In his talk, Prof. Joachim von Braun explained that bioeconomy is a strategy that involves both producers and consumers and serves as an industrial transformative force that provides advancement to sustainable development, launches innovative startups and accelerate sustainable job creation. He concluded his talk with five recommended actions for policy development derived from the Global Bioeconomy Summit 2020, 1) capitalize on the power of S&T, 2) foster job creation through partnership and innovation, 3) increase involvement of businesses and industry, 4) promote resilient value chain and 5) transform agri-food system with circular, green, bioeconomy concept.
Dr. Kraisid Tontisirin emphasized the need to transform food and agriculture sector to support the Sustainable Development Goals (SDGs), particularly Goal 2 on zero hunger, and other related goals such as no poverty, good health and well-being, quality education, responsible consumption and production and climate action. He shared with audience Thailand’s Strategic Framework for Food Management that focuses on food & nutrition security, economic opportunity, environmental sustainability and social, culture & tourism through 4 actions: Food Security, Food Quality and Safety, Food Research and Education and Food Management. Connections between Food and Agriculture to BCG, Sufficiency Economy Philosophy (SEP), SDGs and STI were explained. He drew a conclusion on key success factors as comprising human resource development, management of food and agriculture throughout the chain for high productivity and value-added products, effective and adequate investments, and the support of science, technology, research and innovation.
Moderated by NSTDA Executive Vice President Prof. Prasit Palittapongarnpim, the discussion session involved questions and comments on a number of issues, including the importance of inter-ministerial collaboration to drive BCG actions, funding schemes available for BCG research in each country, global solidarity actions to fight the pandemic through frameworks such as the WHO and APEC, international initiatives to promote circular economy such as the European Green Deal and the Southeast Asia-Europe Joint Funding Scheme for Research and Innovation, the volatility of agricultural sector and S&T as solutions to stabilize this sector, the gap between healthy diet demand and high starch/sugar supply, alternative proteins and the role of carbon capture in BCG.

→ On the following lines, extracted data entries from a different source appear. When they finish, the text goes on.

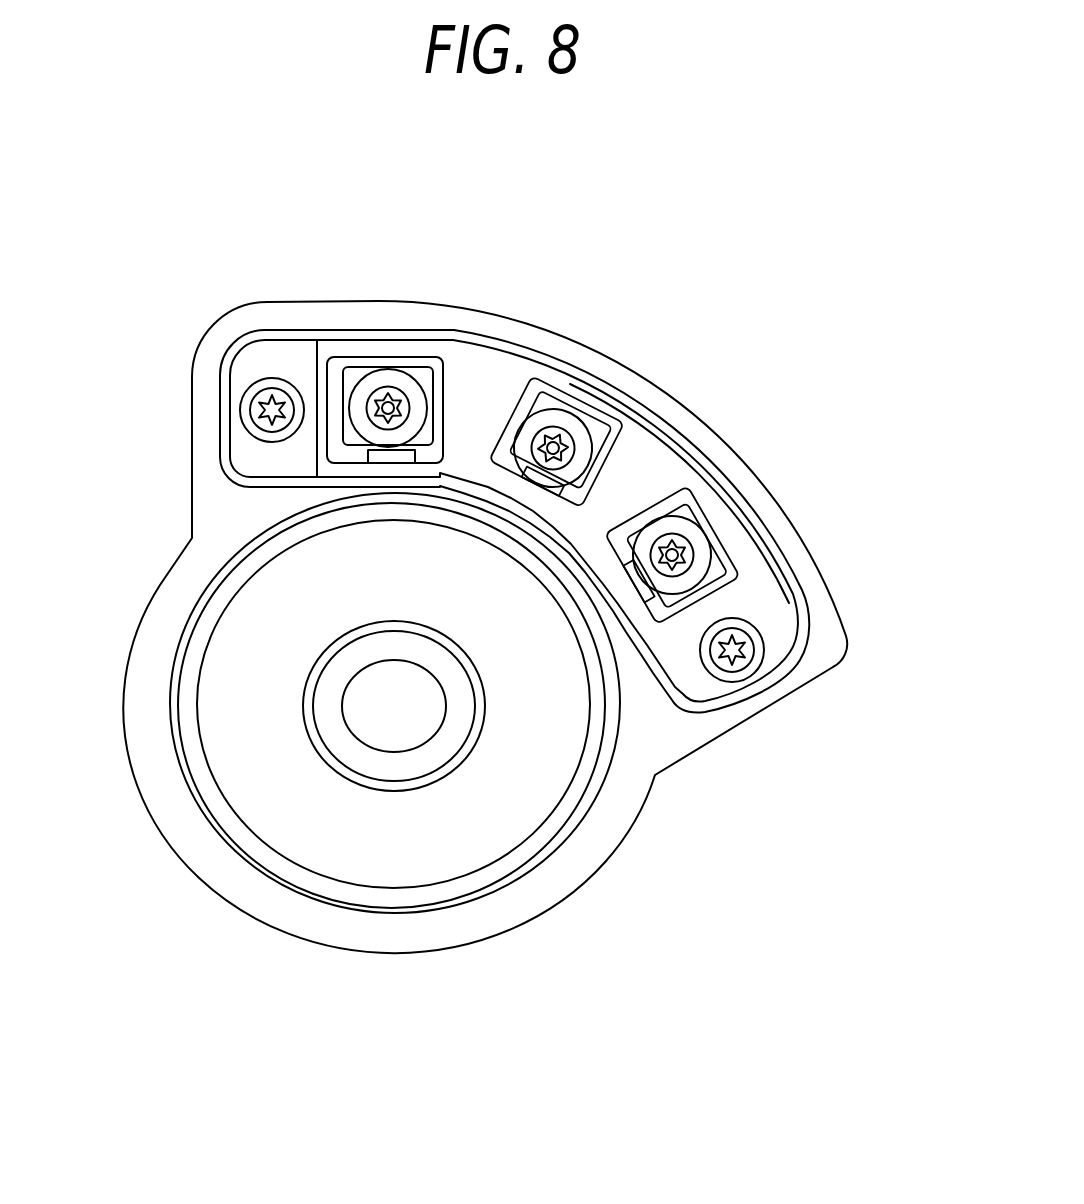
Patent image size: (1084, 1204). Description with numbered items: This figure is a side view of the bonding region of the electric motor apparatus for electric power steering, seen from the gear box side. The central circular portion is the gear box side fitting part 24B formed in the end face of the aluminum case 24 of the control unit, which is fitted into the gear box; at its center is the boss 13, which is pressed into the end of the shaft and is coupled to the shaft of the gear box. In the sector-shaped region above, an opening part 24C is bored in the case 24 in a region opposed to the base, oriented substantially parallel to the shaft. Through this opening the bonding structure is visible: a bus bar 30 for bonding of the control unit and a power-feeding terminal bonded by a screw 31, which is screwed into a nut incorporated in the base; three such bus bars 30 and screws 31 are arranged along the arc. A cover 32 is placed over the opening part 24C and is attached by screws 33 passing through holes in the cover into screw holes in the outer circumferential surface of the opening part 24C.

The boss 13 is at (328, 732).
The case 24 is at (425, 937).
The gear box side fitting part 24B is at (568, 843).
The opening part 24C is at (478, 397).
The bus bar 30 is at (348, 352).
The screw 31 is at (392, 382).
The cover 32 is at (780, 624).
The screw 33 is at (242, 404).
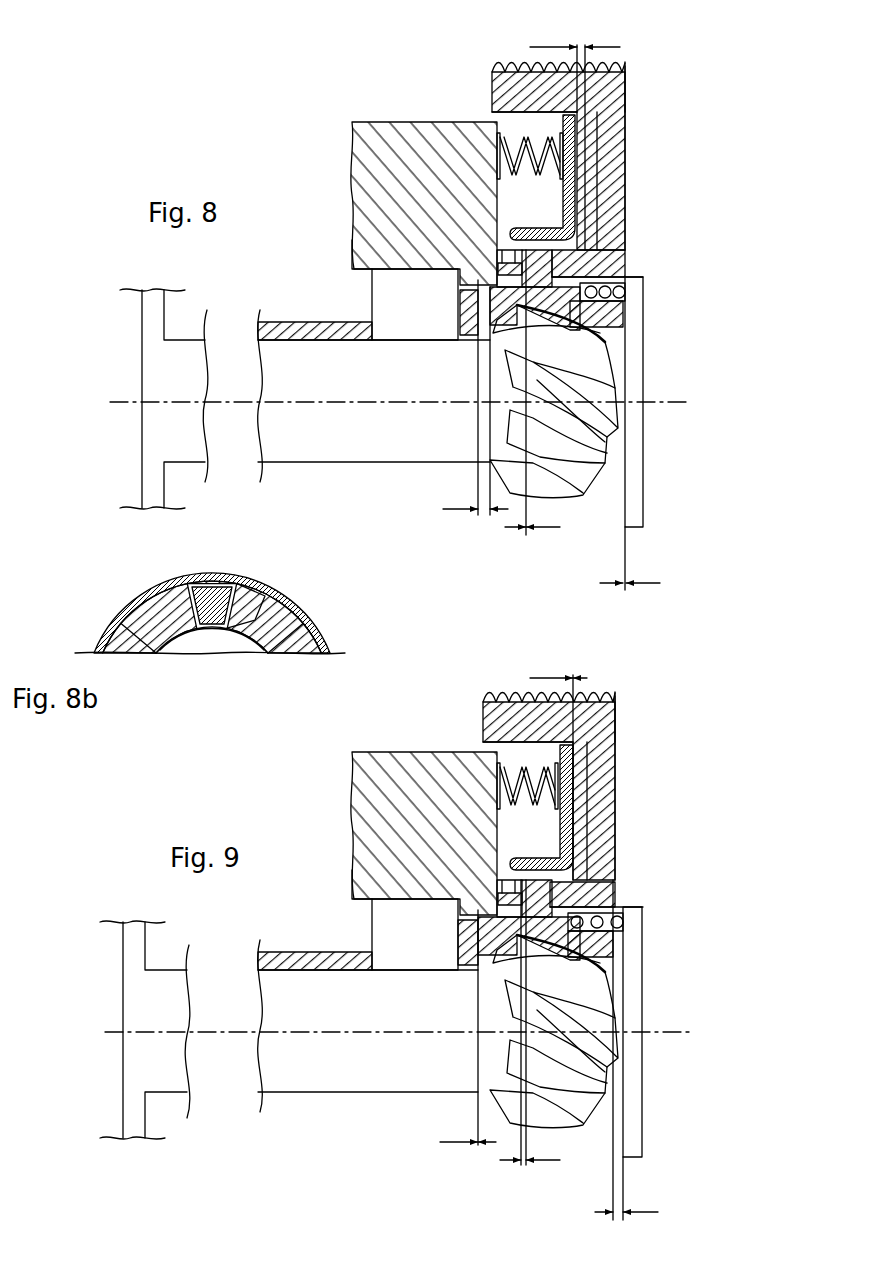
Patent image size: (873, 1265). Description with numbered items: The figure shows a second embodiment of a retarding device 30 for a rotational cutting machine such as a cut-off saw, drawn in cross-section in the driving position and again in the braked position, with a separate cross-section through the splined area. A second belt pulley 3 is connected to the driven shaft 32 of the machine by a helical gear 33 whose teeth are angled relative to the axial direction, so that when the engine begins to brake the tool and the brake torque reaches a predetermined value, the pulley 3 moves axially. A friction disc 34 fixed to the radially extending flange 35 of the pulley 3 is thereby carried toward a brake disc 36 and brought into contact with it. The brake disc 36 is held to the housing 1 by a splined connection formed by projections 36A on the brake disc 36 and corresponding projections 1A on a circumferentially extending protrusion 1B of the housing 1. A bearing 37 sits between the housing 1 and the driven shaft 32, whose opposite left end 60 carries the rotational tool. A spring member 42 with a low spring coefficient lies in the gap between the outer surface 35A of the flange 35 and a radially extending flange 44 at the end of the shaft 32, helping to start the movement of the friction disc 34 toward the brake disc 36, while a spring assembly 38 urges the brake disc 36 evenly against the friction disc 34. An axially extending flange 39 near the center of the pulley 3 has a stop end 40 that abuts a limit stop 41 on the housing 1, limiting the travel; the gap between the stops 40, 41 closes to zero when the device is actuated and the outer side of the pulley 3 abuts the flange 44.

In FIG. 8, the housing 1 is at (412, 137).
In FIG. 9, the housing 1 is at (424, 806).
In FIG. 8, the projections 1A is at (500, 253).
In FIG. 8b, the projections 1A is at (255, 603).
In FIG. 9, the projections 1A is at (432, 984).
In FIG. 8, the circumferentially extending protrusion 1B is at (590, 262).
In FIG. 8b, the circumferentially extending protrusion 1B is at (212, 640).
In FIG. 9, the circumferentially extending protrusion 1B is at (608, 873).
In FIG. 8, the second belt pulley 3 is at (607, 62).
In FIG. 9, the second belt pulley 3 is at (587, 754).
In FIG. 8, the retarding device 30 is at (735, 122).
In FIG. 9, the retarding device 30 is at (766, 716).
In FIG. 8, the driven shaft 32 is at (300, 352).
In FIG. 8b, the driven shaft 32 is at (240, 655).
In FIG. 9, the driven shaft 32 is at (332, 1007).
In FIG. 8, the helical gear 33 is at (590, 530).
In FIG. 9, the helical gear 33 is at (522, 1072).
In FIG. 8, the friction disc 34 is at (598, 165).
In FIG. 9, the friction disc 34 is at (589, 807).
In FIG. 8, the radially extending flange 35 is at (605, 128).
In FIG. 9, the radially extending flange 35 is at (667, 786).
In FIG. 8, the outer surface 35A is at (627, 110).
In FIG. 9, the outer surface 35A is at (652, 717).
In FIG. 8, the brake disc 36 is at (575, 110).
In FIG. 8b, the brake disc 36 is at (208, 582).
In FIG. 9, the brake disc 36 is at (525, 777).
In FIG. 8, the projections 36A is at (497, 212).
In FIG. 8b, the projections 36A is at (152, 608).
In FIG. 9, the projections 36A is at (435, 790).
In FIG. 8, the bearing 37 is at (417, 270).
In FIG. 9, the bearing 37 is at (340, 877).
In FIG. 8, the spring assembly 38 is at (500, 152).
In FIG. 9, the spring assembly 38 is at (486, 763).
In FIG. 8, the axially extending flange 39 is at (628, 277).
In FIG. 9, the axially extending flange 39 is at (631, 892).
In FIG. 8, the stop end 40 is at (470, 345).
In FIG. 9, the stop end 40 is at (406, 1027).
In FIG. 8, the limit stop 41 is at (458, 292).
In FIG. 9, the limit stop 41 is at (415, 1007).
In FIG. 8, the spring member 42 is at (605, 300).
In FIG. 9, the spring member 42 is at (639, 963).
In FIG. 8, the radially extending flange 44 is at (636, 487).
In FIG. 9, the radially extending flange 44 is at (653, 1050).
In FIG. 8, the left end 60 is at (162, 377).
In FIG. 9, the left end 60 is at (118, 1030).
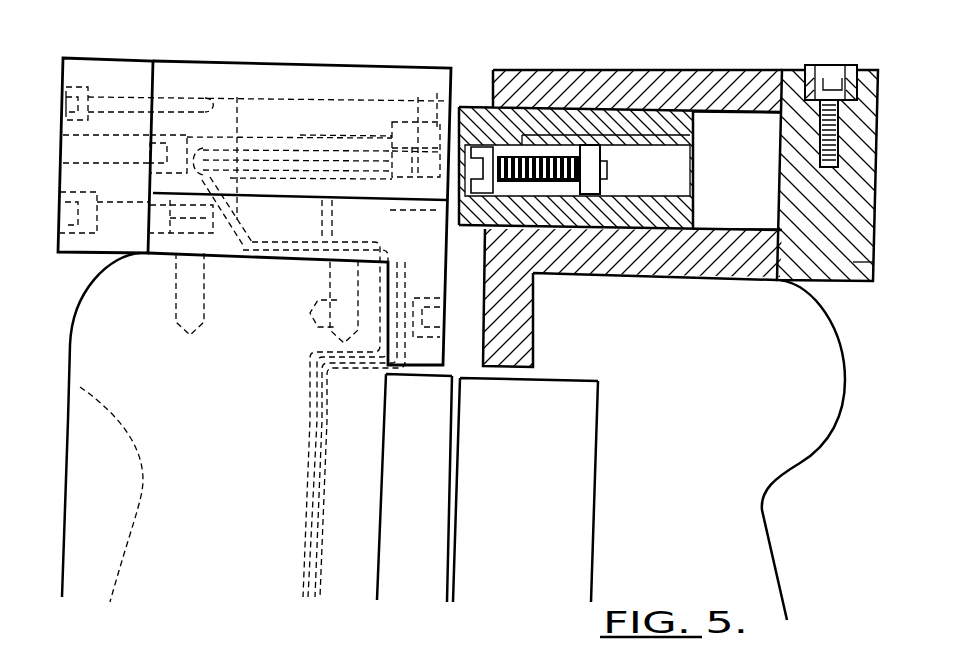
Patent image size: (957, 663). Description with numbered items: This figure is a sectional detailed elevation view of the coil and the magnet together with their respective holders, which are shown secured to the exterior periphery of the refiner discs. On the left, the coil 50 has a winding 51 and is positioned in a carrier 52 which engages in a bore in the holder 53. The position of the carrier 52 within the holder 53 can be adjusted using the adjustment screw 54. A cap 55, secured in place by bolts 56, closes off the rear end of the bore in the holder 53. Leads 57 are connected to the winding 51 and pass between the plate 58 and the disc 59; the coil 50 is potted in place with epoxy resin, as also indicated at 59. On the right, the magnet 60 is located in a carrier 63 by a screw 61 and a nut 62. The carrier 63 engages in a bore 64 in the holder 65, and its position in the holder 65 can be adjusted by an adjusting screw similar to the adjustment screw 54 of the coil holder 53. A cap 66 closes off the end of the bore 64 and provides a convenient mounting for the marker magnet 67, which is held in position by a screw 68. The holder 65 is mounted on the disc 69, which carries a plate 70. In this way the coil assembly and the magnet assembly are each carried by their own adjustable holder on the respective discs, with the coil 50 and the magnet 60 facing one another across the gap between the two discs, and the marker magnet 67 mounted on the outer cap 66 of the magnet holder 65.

The coil 50 is at (418, 100).
The winding 51 is at (400, 155).
The carrier 52 is at (338, 100).
The holder 53 is at (270, 64).
The adjustment screw 54 is at (183, 137).
The cap 55 is at (121, 64).
The bolts 56 is at (63, 107).
The leads 57 is at (287, 258).
The plate 58 is at (434, 601).
The disc 59 is at (50, 403).
The magnet 60 is at (470, 135).
The screw 61 is at (547, 157).
The nut 62 is at (603, 188).
The carrier 63 is at (650, 118).
The bore 64 is at (757, 122).
The holder 65 is at (731, 82).
The cap 66 is at (868, 153).
The marker magnet 67 is at (857, 70).
The screw 68 is at (835, 128).
The disc 69 is at (838, 344).
The plate 70 is at (596, 470).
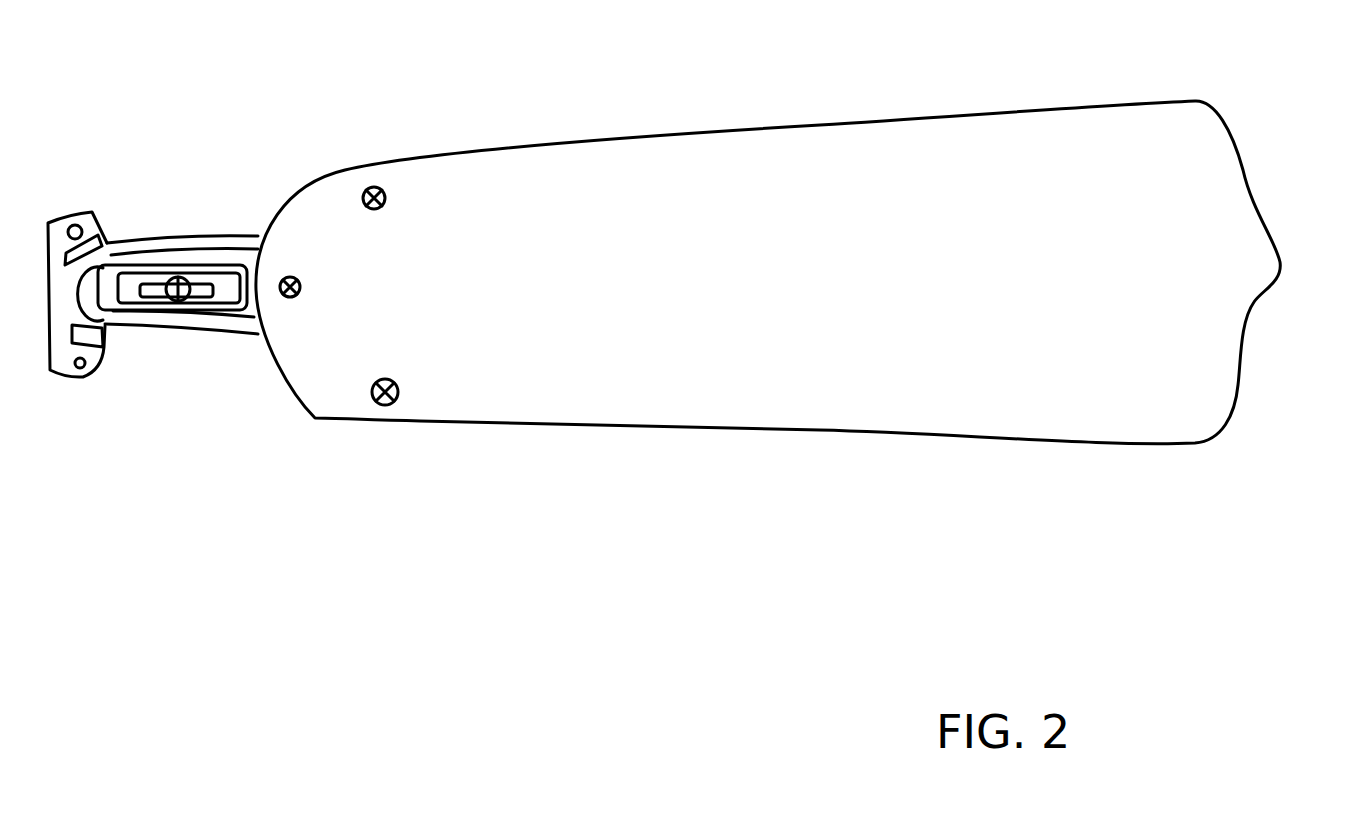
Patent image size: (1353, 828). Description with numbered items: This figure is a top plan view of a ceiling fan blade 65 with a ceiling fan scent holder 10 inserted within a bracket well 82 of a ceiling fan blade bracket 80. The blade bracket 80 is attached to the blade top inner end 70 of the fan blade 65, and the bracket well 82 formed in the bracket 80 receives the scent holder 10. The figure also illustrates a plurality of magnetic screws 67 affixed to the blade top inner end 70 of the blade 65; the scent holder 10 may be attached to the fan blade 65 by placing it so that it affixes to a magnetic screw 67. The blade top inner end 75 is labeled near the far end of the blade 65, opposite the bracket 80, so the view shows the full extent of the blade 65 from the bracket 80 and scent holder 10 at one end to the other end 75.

The ceiling fan scent holder 10 is at (174, 284).
The fan blade 65 is at (870, 100).
The magnetic screw 67 is at (381, 188).
The blade top inner end 70 is at (316, 222).
The blade top inner end 75 is at (1185, 210).
The blade bracket 80 is at (182, 357).
The bracket well 82 is at (113, 290).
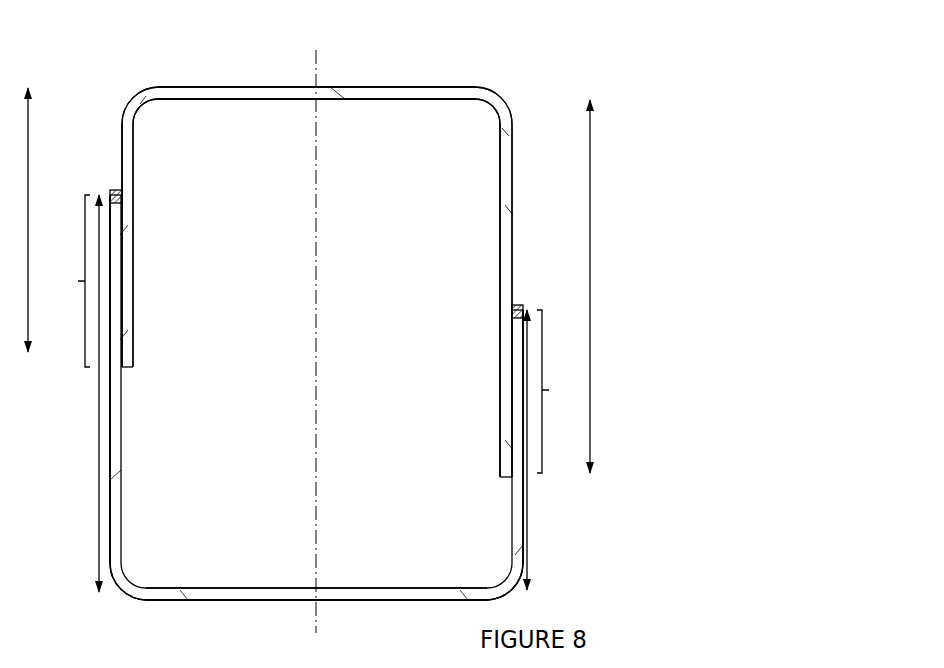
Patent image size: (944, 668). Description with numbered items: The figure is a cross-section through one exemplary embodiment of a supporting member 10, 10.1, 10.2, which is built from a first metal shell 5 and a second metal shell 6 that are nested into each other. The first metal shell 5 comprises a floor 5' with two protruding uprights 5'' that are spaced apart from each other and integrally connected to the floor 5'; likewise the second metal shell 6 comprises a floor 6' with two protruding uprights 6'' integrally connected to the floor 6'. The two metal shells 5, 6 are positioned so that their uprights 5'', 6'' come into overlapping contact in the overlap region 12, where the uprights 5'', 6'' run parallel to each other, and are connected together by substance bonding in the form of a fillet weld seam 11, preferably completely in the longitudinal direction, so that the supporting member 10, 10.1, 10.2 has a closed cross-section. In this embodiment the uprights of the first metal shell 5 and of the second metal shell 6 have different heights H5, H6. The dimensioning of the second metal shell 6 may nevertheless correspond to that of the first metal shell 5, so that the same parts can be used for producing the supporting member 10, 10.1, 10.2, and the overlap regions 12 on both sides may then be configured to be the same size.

In his closing remarks, Dr. Narong thanked speakers and participants and summarized key messages arising from the forum: the need for strong commitment to sustainable development at all levels, the important role of human resource, knowledge sharing and networking of people/sectors across the nations and harmony in collaboration. He reaffirmed NSTDA’s commitment to global sustainability through BCG actions.